-
- Üyelik Tarihi
- 5 Nis 2013
-
- Mesajlar
- 955
-
- MFC Puanı
- 1
S-arayüzü (Alm. , Fra. interface S, İng. S-interface) Tümleşik Hizmetler Sayısal Ağında abonenin THSA nitelikli aygıtı ile hat sonlandırma aygıtı arasındaki arabağ.
saat (Alm. Takt, Fra. horloge, İng. clock) Zamanlama için dönemli bir sinyal üreten aygıt.
saat vurumu (Alm. Taktimpuls, Fra. impulsion d'horloge, İng. clock pulse) Sayısal donanımlarda saat bilgisini belirtmede kullanılan vurum sinyali.
saat yazmacı (Alm. , Fra. registre d'horloge, İng. time register) Mantık devrelerinde içeriği düzenli aralıklarla zamanı ölçmeyi sağlamak üzere değiştirilen yazmaç.
saatle zamanlama (Alm. Taktdiagramm, Fra. diagramme de rythme, İng. clock timing) Bir elektronik saatin güdümünde elde edilen zamanlama işaretleri.
saatli bomba (Alm. , Fra.bombe à retardement, İng. time bomb) Belirli bir zamanda harekete geçmek üzere planlanmış bilgisayar virüsü.
sabit aralık zamanlı (Alm. , Fra.isochrone, İng. isochronous) Sayısal bilgi iletiminde her bir damganın sabit sayıda bit uzunluğundaki aralıklarla ayrıldığı veri iletim yöntemi.

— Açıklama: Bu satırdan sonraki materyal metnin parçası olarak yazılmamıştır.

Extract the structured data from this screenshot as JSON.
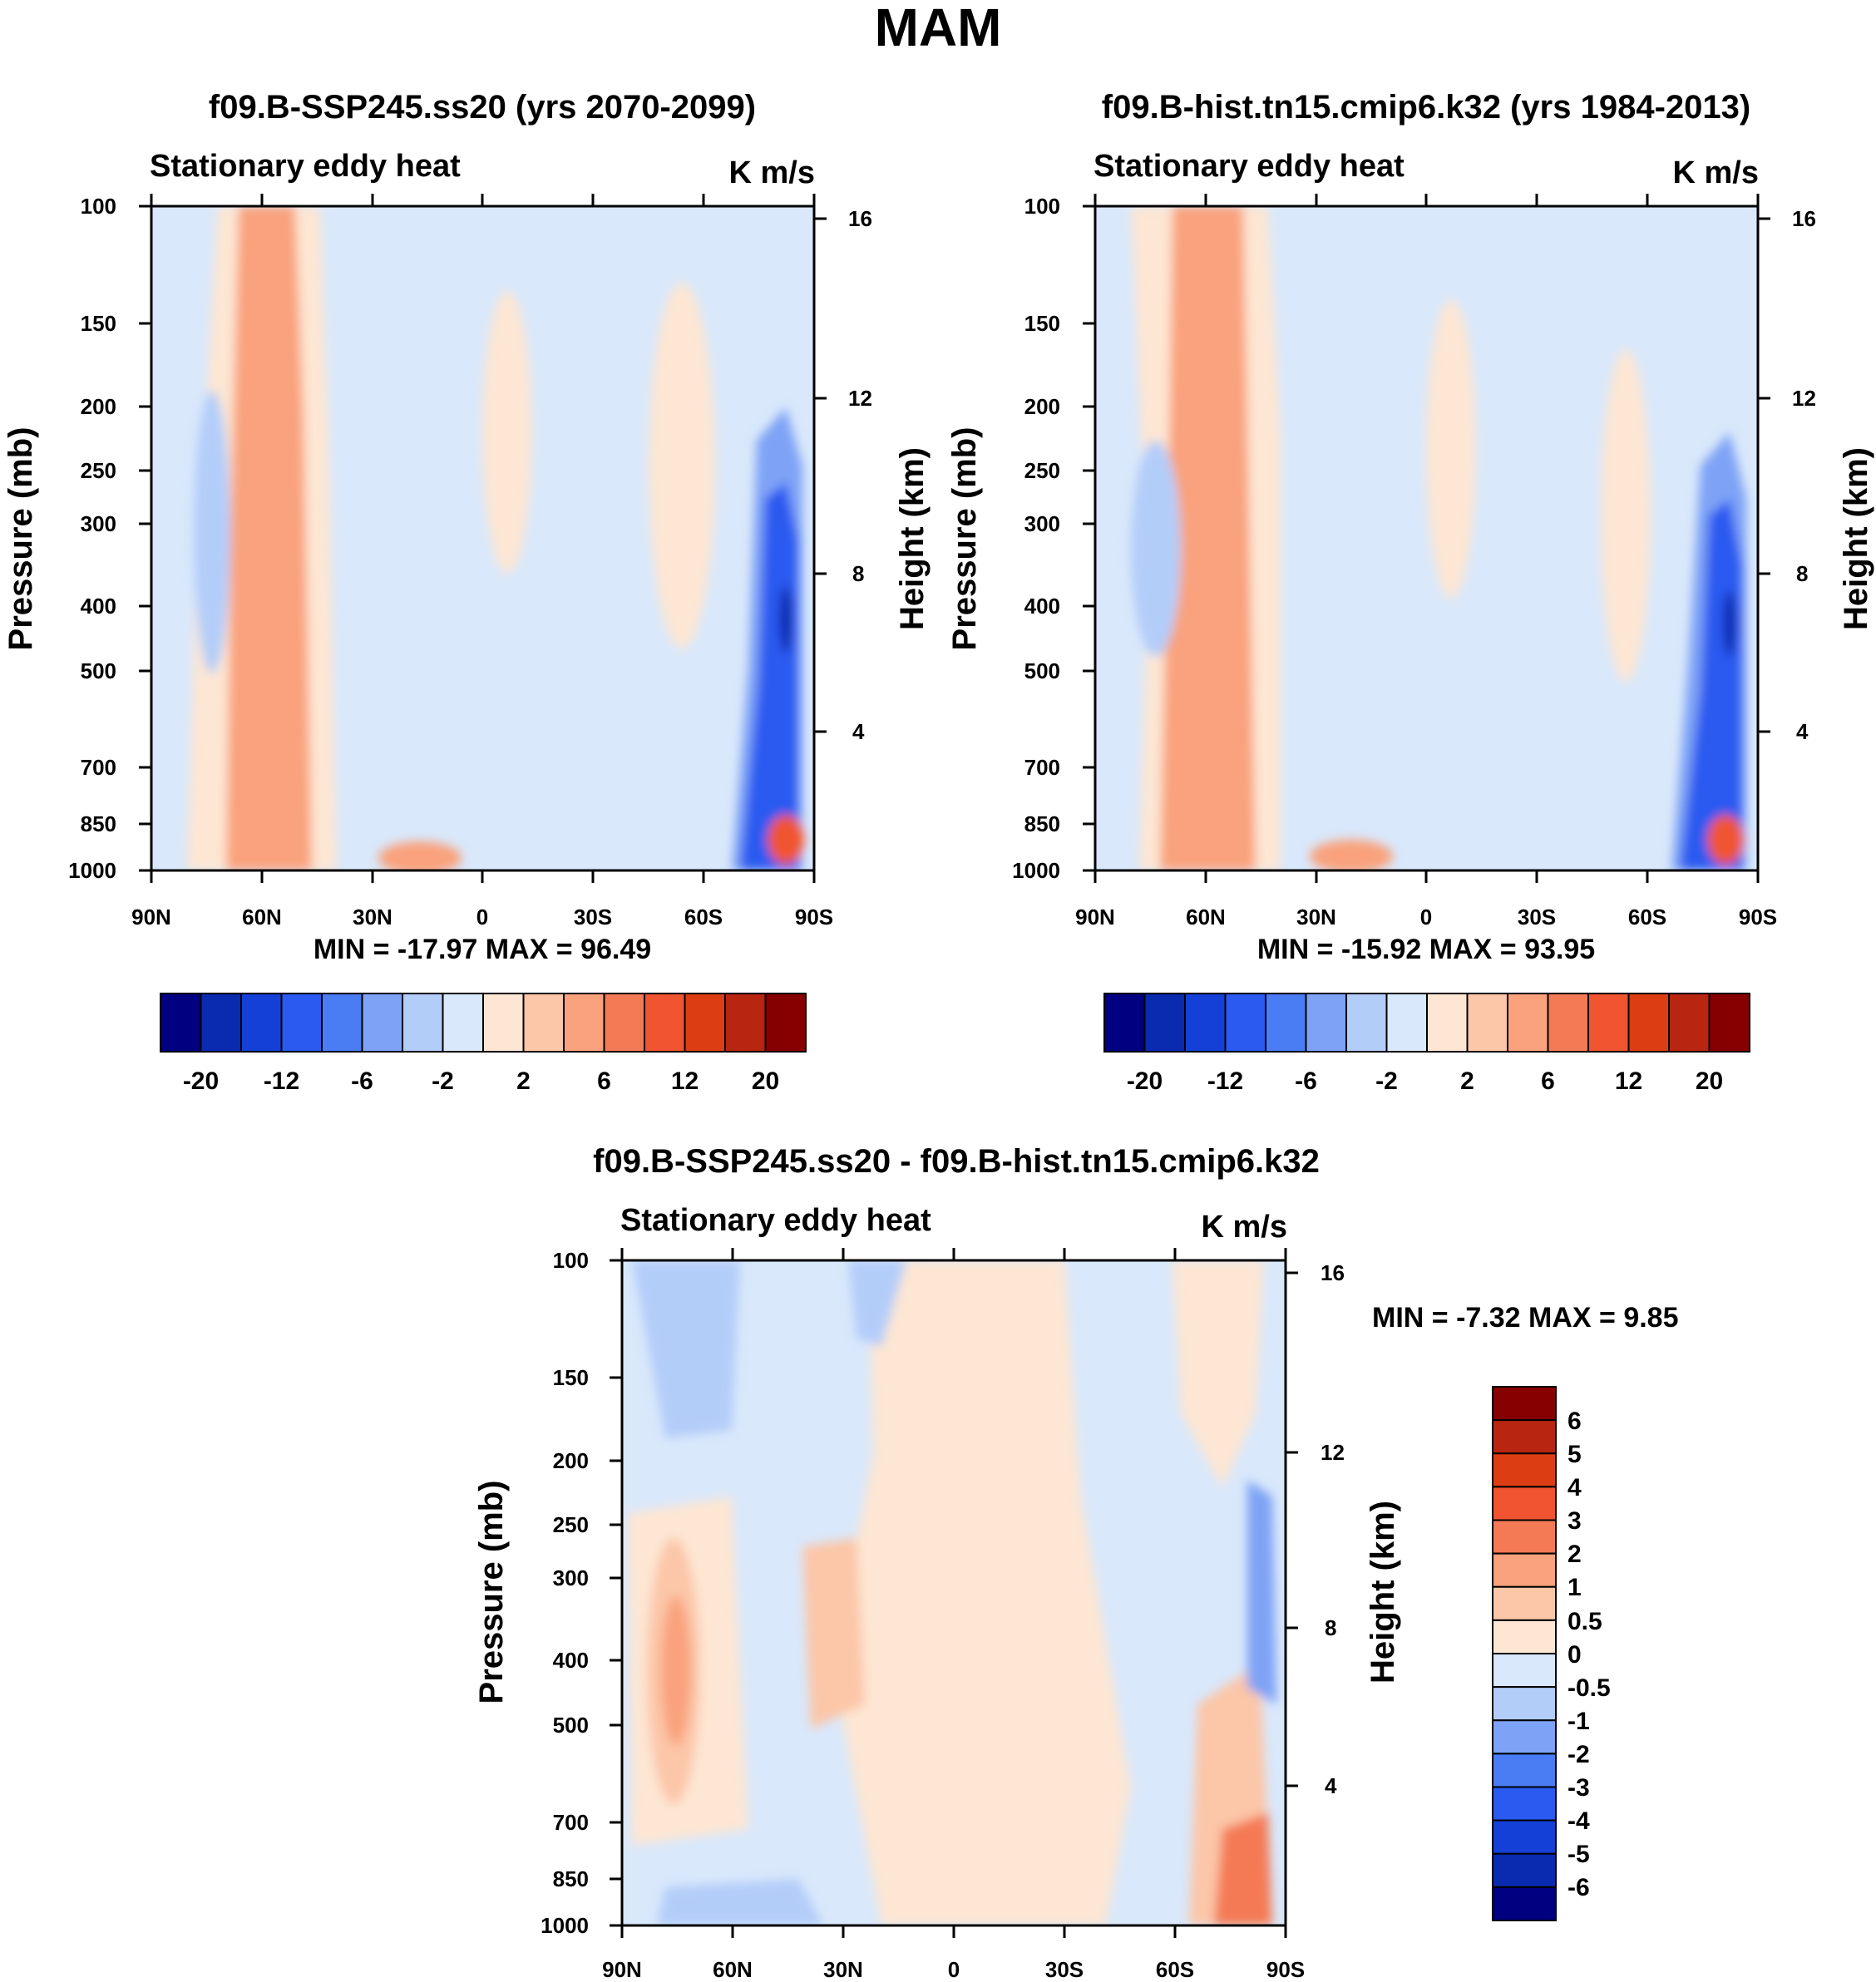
{
  "figure": {
    "title": "MAM",
    "colors": {
      "main_levels": [
        "#000080",
        "#0a2ab0",
        "#1440d8",
        "#2a5af0",
        "#4a7cf4",
        "#7ea3f6",
        "#b3cdf9",
        "#d9e8fb",
        "#fde6d3",
        "#fcc6a8",
        "#f9a27d",
        "#f47a55",
        "#f05430",
        "#dc3d13",
        "#b82510",
        "#870000"
      ],
      "diff_levels": [
        "#000080",
        "#0a2ab0",
        "#1440d8",
        "#2a5af0",
        "#4a7cf4",
        "#7ea3f6",
        "#b3cdf9",
        "#d9e8fb",
        "#fde6d3",
        "#fcc6a8",
        "#f9a27d",
        "#f47a55",
        "#f05430",
        "#dc3d13",
        "#b82510",
        "#870000"
      ]
    }
  },
  "chart_data": [
    {
      "type": "heatmap",
      "title": "f09.B-SSP245.ss20 (yrs 2070-2099)",
      "left_label": "Stationary eddy heat",
      "right_label": "K m/s",
      "xlabel": "",
      "ylabel": "Pressure (mb)",
      "y2label": "Height (km)",
      "x_ticks": [
        "90N",
        "60N",
        "30N",
        "0",
        "30S",
        "60S",
        "90S"
      ],
      "xlim": [
        90,
        -90
      ],
      "y_ticks": [
        "100",
        "150",
        "200",
        "250",
        "300",
        "400",
        "500",
        "700",
        "850",
        "1000"
      ],
      "ylim_mb": [
        1000,
        100
      ],
      "y2_ticks": [
        "16",
        "12",
        "8",
        "4"
      ],
      "stats_text": "MIN = -17.97  MAX =  96.49",
      "min": -17.97,
      "max": 96.49,
      "colorbar_labels": [
        "-20",
        "-12",
        "-6",
        "-2",
        "2",
        "6",
        "12",
        "20"
      ]
    },
    {
      "type": "heatmap",
      "title": "f09.B-hist.tn15.cmip6.k32 (yrs 1984-2013)",
      "left_label": "Stationary eddy heat",
      "right_label": "K m/s",
      "xlabel": "",
      "ylabel": "Pressure (mb)",
      "y2label": "Height (km)",
      "x_ticks": [
        "90N",
        "60N",
        "30N",
        "0",
        "30S",
        "60S",
        "90S"
      ],
      "xlim": [
        90,
        -90
      ],
      "y_ticks": [
        "100",
        "150",
        "200",
        "250",
        "300",
        "400",
        "500",
        "700",
        "850",
        "1000"
      ],
      "ylim_mb": [
        1000,
        100
      ],
      "y2_ticks": [
        "16",
        "12",
        "8",
        "4"
      ],
      "stats_text": "MIN = -15.92  MAX =  93.95",
      "min": -15.92,
      "max": 93.95,
      "colorbar_labels": [
        "-20",
        "-12",
        "-6",
        "-2",
        "2",
        "6",
        "12",
        "20"
      ]
    },
    {
      "type": "heatmap",
      "title": "f09.B-SSP245.ss20 - f09.B-hist.tn15.cmip6.k32",
      "left_label": "Stationary eddy heat",
      "right_label": "K m/s",
      "xlabel": "",
      "ylabel": "Pressure (mb)",
      "y2label": "Height (km)",
      "x_ticks": [
        "90N",
        "60N",
        "30N",
        "0",
        "30S",
        "60S",
        "90S"
      ],
      "xlim": [
        90,
        -90
      ],
      "y_ticks": [
        "100",
        "150",
        "200",
        "250",
        "300",
        "400",
        "500",
        "700",
        "850",
        "1000"
      ],
      "ylim_mb": [
        1000,
        100
      ],
      "y2_ticks": [
        "16",
        "12",
        "8",
        "4"
      ],
      "stats_text": "MIN =  -7.32  MAX =   9.85",
      "min": -7.32,
      "max": 9.85,
      "colorbar_labels": [
        "6",
        "5",
        "4",
        "3",
        "2",
        "1",
        "0.5",
        "0",
        "-0.5",
        "-1",
        "-2",
        "-3",
        "-4",
        "-5",
        "-6"
      ]
    }
  ]
}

sabit denkleştirici (Alm. , Fra. égaliseur fixe, İng. fixed equalizer) Kanal koşullarına uyarlanmayıp kazanç katsayıları bir kez saptanan denkleştirici.
sabit kütük (Alm. , Fra. fichier permanent, İng. permanent file) Kullanımdan sonra çalışma kütüklerinde olduğu gibi silinip atılmayan kütük.
sabit mıknatıslı devinen sargılı alet (Alm. Permanentmagnetdrehspulinstrument, Fra. appareil magnétoélectrique, İng. permanent-magnet moving-coil instrument) Sabit bir mıknatısın alanı ile devinebilen bir sargıdaki akım arasındaki etkileşimden yararlanarak çalışan alet.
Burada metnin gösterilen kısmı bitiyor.